Guhaniyogi Rajarshi, Banerjee Sudipto
Universisty of California, Santa Cruz.
Universisty of California, Los Angeles.
Technometrics. 2018;60(4):430-444. doi: 10.1080/00401706.2018.1437474. Epub 2018 Jun 6.
Spatial process models for analyzing geostatistical data entail computations that become prohibitive as the number of spatial locations becomes large. There is a burgeoning literature on approaches for analyzing large spatial datasets. In this article, we propose a divide-and-conquer strategy within the Bayesian paradigm. We partition the data into subsets, analyze each subset using a Bayesian spatial process model and then obtain approximate posterior inference for the entire dataset by combining the individual posterior distributions from each subset. Importantly, as often desired in spatial analysis, we offer full posterior predictive inference at arbitrary locations for the outcome as well as the residual spatial surface after accounting for spatially oriented predictors. We call this approach "Spatial Meta-Kriging" (SMK). We do not need to store the entire data in one processor, and this leads to superior scalability. We demonstrate SMK with various spatial regression models including Gaussian processes and tapered Gaussian processes. The approach is intuitive, easy to implement, and is supported by theoretical results presented in the supplementary material available online. Empirical illustrations are provided using different simulation experiments and a geostatistical analysis of Pacific Ocean sea surface temperature data.

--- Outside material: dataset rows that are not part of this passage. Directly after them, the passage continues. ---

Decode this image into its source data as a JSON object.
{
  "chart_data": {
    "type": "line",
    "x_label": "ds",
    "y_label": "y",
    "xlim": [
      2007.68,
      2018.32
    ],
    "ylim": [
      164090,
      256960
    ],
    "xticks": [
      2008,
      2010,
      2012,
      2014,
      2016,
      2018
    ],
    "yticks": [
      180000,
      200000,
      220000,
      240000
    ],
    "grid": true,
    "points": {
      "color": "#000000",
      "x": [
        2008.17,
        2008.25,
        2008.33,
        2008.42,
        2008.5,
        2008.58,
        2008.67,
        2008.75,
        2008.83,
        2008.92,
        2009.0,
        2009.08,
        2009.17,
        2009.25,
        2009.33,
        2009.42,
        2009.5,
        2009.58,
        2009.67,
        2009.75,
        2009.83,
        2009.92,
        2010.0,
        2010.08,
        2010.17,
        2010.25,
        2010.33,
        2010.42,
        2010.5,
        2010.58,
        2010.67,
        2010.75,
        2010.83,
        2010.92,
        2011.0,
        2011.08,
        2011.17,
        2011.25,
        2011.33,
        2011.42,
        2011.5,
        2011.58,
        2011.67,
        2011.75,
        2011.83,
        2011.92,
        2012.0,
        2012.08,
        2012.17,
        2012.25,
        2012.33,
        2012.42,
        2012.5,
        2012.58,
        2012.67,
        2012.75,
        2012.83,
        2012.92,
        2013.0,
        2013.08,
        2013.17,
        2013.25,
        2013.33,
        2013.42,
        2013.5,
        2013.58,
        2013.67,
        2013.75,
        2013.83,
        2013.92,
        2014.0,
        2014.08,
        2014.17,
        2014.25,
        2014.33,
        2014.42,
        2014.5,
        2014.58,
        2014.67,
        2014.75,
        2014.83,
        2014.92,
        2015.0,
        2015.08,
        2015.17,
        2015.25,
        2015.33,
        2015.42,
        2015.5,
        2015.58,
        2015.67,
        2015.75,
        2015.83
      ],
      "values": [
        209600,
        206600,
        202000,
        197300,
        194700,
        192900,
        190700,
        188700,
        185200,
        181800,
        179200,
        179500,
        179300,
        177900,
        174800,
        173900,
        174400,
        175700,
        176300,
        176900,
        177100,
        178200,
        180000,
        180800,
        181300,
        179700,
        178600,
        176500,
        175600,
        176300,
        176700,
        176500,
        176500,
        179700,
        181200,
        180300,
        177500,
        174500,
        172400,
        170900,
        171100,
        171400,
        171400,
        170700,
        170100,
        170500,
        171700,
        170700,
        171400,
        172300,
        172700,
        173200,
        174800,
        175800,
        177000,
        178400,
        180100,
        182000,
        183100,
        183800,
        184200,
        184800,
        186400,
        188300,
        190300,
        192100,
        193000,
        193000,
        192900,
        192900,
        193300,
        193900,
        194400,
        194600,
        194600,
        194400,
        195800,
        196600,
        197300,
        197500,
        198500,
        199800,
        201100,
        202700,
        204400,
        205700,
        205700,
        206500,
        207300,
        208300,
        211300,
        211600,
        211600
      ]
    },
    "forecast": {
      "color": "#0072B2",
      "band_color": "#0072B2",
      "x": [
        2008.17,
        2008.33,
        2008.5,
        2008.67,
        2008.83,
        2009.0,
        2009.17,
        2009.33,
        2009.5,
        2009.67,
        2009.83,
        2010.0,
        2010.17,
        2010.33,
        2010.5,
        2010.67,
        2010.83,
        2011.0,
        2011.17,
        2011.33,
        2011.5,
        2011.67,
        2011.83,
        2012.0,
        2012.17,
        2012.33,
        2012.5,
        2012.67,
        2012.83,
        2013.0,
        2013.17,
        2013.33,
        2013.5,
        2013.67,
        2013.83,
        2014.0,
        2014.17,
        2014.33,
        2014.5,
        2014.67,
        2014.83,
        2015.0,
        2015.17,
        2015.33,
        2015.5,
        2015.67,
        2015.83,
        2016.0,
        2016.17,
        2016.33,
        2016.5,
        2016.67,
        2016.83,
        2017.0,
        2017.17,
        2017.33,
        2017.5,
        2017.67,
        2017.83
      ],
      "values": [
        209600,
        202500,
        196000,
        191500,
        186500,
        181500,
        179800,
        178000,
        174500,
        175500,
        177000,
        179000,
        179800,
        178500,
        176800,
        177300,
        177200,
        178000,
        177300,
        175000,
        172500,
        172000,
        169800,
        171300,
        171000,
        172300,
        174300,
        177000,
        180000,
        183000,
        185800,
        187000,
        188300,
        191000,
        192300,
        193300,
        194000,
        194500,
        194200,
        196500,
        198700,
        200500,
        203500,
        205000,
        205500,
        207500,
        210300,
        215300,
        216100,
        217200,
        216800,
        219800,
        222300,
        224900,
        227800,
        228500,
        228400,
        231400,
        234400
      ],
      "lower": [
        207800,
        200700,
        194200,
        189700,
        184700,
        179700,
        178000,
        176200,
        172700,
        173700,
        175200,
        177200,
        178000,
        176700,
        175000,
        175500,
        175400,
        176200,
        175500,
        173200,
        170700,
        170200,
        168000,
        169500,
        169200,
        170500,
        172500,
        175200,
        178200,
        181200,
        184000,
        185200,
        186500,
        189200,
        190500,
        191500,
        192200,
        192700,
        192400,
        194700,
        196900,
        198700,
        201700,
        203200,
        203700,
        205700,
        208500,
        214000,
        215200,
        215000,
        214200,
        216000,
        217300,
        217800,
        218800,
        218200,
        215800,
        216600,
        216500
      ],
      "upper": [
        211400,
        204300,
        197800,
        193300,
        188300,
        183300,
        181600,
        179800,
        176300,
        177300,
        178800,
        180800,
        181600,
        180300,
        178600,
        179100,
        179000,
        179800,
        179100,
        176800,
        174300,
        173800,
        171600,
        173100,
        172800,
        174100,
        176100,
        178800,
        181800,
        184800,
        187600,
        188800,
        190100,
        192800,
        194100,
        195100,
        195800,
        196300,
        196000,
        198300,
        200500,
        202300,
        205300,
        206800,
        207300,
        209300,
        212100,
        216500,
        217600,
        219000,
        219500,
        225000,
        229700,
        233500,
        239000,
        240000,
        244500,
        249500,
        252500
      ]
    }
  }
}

用于分析地理统计数据的空间过程模型所涉及的计算,会随着空间位置数量的增加而变得难以承受。关于分析大型空间数据集的方法,有大量不断涌现的文献。在本文中,我们在贝叶斯范式内提出了一种分而治之的策略。我们将数据划分为子集,使用贝叶斯空间过程模型分析每个子集,然后通过组合每个子集的个体后验分布来获得整个数据集的近似后验推断。重要的是,正如空间分析中经常期望的那样,在考虑空间定向预测变量后,我们为任意位置的结果以及残差空间表面提供完整的后验预测推断。我们将这种方法称为“空间元克里金法”(SMK)。我们无需将整个数据存储在一个处理器中,这带来了卓越的可扩展性。我们用包括高斯过程和渐缩高斯过程在内的各种空间回归模型展示了SMK。该方法直观、易于实现,并得到了在线补充材料中给出的理论结果的支持。使用不同的模拟实验和对太平洋海表温度数据的地理统计分析提供了实证说明。